Despite governance shortfalls and a number of crises, President Filipe Nyusi’s government has reassured investors with its support for transformational LNG schemes, leading towards final investment decisions and financial close in the months to come. This is a major success for an African gas industry where smaller projects seem to be making more impact than the majority of big-ticket schemes. Mozambique’s progress reassured CbI Meetings’ 2-3 May Africa Investment Exchange: Gas event in London that the African industry can deliver world-scale projects. There was further scope for optimism with forecasts from Shell and other stakeholders that global demand is rising again. On 13 May, Cedigaz estimated global gas consumption to have increased by 4.7% in 2018, to 3,850bcm. Shell sees this growth continuing in the next decade, as gas balances power grids where renewables could play a determining role.

This outlook significantly improves prospects for other export-oriented LNG schemes, especially if they serve the growth markets of Asia. Tanzania’s potential has been discussed for a decade, but whereas Nyusi’s government has adopted a proactive and positive approach to major international investments, President John Magufuli continues to approach investors in the spirit of confrontation (AE 368/21). A banker involved in the Mozambique financing says this makes Tanzania “effectively uninvestable and not bankable”.

Magufuli embodies a Tanzanian mistrust of foreign investment deeply rooted since founding president Julius Nyerere’s experiment in socialist/collectivist national development (AE 350/1). The 2017 natural resources sovereignty legislation, which gives the government more control over private companies’ activities and resources, was “passed without any discernible consultation with stakeholders, banned international arbitration, removed fiscal sustainability and required all banking was done within Tanzania”, according to a prominent local businessman. Commercial disputes have stacked up. Symbion Power has sought international arbitration due to what it says is Tanzania’s breach of its bilateral investment agreement with the UK (AE 386/5).

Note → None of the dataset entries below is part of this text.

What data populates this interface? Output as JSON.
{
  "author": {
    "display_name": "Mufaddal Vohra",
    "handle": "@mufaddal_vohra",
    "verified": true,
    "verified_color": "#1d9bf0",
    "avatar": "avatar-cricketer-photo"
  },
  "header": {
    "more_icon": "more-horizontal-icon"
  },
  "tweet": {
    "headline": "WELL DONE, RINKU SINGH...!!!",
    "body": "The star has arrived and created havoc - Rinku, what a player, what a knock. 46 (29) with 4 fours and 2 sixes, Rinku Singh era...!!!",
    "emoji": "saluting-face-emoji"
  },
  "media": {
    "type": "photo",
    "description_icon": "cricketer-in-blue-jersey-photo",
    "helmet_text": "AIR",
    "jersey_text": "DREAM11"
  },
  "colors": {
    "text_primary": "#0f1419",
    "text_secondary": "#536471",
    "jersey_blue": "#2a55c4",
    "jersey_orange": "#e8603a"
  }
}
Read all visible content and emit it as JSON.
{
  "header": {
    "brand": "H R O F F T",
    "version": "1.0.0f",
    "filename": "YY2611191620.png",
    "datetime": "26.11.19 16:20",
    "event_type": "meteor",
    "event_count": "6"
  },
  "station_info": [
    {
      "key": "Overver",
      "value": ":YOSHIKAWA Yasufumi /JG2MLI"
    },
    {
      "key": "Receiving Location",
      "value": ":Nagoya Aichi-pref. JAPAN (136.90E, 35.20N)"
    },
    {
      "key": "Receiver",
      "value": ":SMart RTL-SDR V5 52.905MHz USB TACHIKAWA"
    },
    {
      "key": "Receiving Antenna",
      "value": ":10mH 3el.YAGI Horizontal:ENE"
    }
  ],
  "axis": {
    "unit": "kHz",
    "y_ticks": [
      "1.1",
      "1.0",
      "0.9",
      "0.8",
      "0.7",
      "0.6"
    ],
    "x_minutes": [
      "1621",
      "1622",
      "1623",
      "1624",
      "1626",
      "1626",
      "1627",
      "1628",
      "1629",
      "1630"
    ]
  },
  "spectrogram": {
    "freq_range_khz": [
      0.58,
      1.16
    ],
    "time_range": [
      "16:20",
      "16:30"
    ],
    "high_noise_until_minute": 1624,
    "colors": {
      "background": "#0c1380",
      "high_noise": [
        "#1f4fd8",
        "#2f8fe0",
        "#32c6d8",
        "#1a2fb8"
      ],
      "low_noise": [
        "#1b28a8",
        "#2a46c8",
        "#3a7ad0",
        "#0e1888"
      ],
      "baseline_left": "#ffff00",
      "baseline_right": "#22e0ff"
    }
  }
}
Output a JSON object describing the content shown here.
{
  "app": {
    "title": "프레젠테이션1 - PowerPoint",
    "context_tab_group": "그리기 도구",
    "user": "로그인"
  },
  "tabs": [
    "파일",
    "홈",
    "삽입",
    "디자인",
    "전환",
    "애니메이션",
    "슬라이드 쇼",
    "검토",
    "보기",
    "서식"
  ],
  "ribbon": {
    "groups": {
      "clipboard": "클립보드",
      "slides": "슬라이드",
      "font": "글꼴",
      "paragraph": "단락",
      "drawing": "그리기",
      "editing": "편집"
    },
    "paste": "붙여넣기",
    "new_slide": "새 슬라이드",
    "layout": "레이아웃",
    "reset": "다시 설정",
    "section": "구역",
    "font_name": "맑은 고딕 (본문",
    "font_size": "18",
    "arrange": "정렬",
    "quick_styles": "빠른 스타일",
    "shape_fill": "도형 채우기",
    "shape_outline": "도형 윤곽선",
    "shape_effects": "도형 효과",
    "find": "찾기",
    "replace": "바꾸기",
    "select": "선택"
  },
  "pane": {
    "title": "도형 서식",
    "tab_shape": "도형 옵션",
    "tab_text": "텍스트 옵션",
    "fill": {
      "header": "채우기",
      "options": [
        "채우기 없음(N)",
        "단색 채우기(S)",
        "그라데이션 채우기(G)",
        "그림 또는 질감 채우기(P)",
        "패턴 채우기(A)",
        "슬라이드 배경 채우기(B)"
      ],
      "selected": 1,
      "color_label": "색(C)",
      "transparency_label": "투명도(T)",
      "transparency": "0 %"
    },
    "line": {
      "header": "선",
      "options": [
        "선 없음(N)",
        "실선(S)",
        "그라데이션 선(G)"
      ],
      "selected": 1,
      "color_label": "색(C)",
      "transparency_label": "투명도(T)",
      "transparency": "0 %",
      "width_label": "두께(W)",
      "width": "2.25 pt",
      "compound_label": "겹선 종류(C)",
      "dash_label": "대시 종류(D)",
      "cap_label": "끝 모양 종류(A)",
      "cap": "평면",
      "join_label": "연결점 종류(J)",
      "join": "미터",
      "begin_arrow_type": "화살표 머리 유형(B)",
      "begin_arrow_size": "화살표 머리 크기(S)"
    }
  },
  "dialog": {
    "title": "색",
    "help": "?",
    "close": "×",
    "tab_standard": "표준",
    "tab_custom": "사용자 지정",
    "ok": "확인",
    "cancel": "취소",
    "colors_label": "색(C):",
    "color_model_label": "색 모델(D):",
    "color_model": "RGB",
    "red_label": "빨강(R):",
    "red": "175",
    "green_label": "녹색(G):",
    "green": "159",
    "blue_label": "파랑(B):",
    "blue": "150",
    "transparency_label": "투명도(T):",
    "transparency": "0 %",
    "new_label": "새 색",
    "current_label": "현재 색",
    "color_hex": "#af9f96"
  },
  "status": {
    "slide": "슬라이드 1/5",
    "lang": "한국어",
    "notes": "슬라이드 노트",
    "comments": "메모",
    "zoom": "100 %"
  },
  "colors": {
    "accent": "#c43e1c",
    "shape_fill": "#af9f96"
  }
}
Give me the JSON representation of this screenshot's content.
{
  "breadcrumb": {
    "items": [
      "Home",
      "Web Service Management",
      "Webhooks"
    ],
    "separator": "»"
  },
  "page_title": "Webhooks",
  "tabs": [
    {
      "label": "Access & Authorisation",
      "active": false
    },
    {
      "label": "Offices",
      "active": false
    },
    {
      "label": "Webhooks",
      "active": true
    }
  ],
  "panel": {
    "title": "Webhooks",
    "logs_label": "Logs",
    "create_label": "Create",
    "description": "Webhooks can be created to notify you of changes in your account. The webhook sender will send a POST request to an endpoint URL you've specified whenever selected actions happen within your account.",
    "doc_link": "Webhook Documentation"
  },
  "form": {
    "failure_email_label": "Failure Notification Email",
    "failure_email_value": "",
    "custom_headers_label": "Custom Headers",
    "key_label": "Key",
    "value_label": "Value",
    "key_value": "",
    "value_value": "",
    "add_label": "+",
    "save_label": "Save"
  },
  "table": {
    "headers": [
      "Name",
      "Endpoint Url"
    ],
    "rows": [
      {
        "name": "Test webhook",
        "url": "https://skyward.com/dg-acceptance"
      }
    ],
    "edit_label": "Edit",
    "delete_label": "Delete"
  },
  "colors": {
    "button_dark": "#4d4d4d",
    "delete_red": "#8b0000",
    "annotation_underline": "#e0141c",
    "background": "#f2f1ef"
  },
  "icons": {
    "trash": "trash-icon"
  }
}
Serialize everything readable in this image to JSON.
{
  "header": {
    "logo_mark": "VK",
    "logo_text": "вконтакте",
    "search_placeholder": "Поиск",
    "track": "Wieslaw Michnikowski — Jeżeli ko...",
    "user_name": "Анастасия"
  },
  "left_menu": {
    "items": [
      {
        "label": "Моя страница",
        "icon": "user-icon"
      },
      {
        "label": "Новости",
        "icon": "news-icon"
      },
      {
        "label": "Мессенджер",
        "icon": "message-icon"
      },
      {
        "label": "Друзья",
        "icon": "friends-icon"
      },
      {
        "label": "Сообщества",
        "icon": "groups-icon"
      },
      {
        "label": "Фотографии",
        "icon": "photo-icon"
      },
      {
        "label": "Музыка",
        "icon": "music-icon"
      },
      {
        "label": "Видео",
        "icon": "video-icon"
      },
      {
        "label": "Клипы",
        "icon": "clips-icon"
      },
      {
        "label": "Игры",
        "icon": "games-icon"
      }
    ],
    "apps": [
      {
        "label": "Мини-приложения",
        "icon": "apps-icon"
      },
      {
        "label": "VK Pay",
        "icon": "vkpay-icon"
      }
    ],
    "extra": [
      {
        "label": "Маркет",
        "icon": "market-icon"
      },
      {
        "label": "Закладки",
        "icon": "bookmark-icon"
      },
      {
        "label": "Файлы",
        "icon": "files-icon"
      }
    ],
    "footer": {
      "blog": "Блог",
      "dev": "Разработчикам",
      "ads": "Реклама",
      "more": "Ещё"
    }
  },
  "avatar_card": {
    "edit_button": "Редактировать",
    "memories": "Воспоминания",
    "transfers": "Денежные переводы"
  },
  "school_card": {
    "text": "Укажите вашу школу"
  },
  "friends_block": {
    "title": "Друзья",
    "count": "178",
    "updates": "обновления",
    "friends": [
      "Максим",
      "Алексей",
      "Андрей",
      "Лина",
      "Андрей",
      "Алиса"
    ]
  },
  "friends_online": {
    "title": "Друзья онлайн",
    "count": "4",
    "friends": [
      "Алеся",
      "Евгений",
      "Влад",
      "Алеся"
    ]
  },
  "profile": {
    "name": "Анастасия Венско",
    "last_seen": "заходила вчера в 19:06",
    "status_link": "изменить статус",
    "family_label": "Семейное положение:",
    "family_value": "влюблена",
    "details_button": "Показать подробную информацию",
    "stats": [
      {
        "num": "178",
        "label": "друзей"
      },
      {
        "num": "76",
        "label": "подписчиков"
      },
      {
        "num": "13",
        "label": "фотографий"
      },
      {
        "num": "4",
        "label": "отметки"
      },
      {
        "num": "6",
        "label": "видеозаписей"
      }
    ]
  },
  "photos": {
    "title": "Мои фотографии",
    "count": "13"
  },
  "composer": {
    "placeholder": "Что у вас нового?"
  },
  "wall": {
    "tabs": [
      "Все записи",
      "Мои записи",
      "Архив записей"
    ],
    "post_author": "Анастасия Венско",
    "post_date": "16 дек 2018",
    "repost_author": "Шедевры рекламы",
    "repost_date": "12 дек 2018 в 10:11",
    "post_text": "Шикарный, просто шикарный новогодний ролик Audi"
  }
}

Despite the evidence of successful commercial developments like the Songo Songo field, which supplies gas to power generation and industrial users in Dar es Salaam, a National Assembly committee inquiry concluded that Tanzania had not sufficiently benefited from its gas. To the industry’s alarm, it urged the government to renegotiate all gas sector agreements. Companies have since heard nothing, leaving investment decisions in stasis.

The Magufuli approach is perplexing to operators. After supplying the local market since 2004, Songo Songo operator Pan African Energy is waiting on a decision from the attorney-general over its right to distribute gas to third parties; this ruling was demanded after Tanzania Petroleum Development Corporation (TPDC) objected to the practice, even though it was PAE’s longstanding partner in a project that supplies more than 40 customers in Dar es Salaam. TPDC, meanwhile, is beset by financial problems – not least resulting from the cost of paying for its Chinese-built gas pipeline from the south – and needs to sell more gas. To achieve this, the state company needs its upstream partners to keep investing, which requires having adequate commercial arrangements in place downstream.

In this difficult environment there is no progress on promised development of major offshore discoveries. Policy instability prevails and many appointees to positions in key parastatals have little or no relevant experience. It is thus unlikely that Tanzania will follow its southern neighbour with a major LNG export scheme any time soon, whatever the uptick in the global market. Further stand-offs may follow if operators decide not to renew their gas supply contracts. Magufuli could be expected to react violently to any crisis that threatens to turn the lights off, potentially shifting the electric and political power dynamic.